Dr. Una McCann, director of the Anxiety Disorders Program at Johns Hopkins Bayview Medical Center, asserts that anxiety disorders play a major role in heart disease. She argues that a careful examination of anxiety reveals how it severely impacts heart disease both as a contributing factor and as an obstacle to recovery. Managing anxiety, alongside regular exercise and a diet rich in leafy greens, berries, nuts, legumes, fish, and healthy fats, helps protect against heart attacks. Such a heart-healthy diet simultaneously lowers anxiety by stabilizing blood sugar, reducing inflammation, and supporting the gut-brain axis.

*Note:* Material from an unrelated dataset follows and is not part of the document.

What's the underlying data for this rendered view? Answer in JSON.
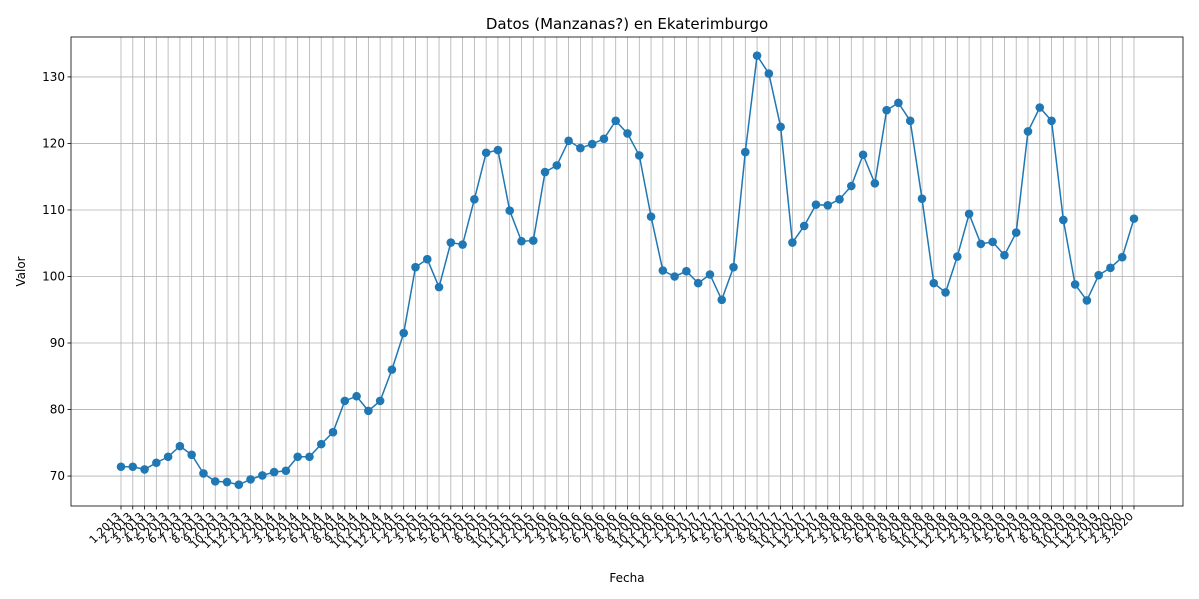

Serotonin receptors populate about 95 percent of the gut, meaning diet directly influences mood. However, treating panic attacks and panic disorder requires more than just dietary changes. Panic disorder involves recurrent, unexpected panic attacks. Mental health professionals recommend cognitive behavioral therapy as the primary starting point.

Fehling stated that cognitive behavioral therapy remains the gold standard for medically cleared individuals struggling with regular anxiety. This evidence-based treatment offers significant relief. Locating a CBT therapist who specializes in panic or medical anxiety can prove immensely helpful. Such a partnership often changes lives entirely.

During a panic attack, the most effective strategy involves letting go of control. Patients should allow the attack to unfold naturally. Reminding oneself that panic attacks are not life-threatening also provides crucial calm. These episodes represent the body's natural, harmless response. No one has ever died from a panic attack.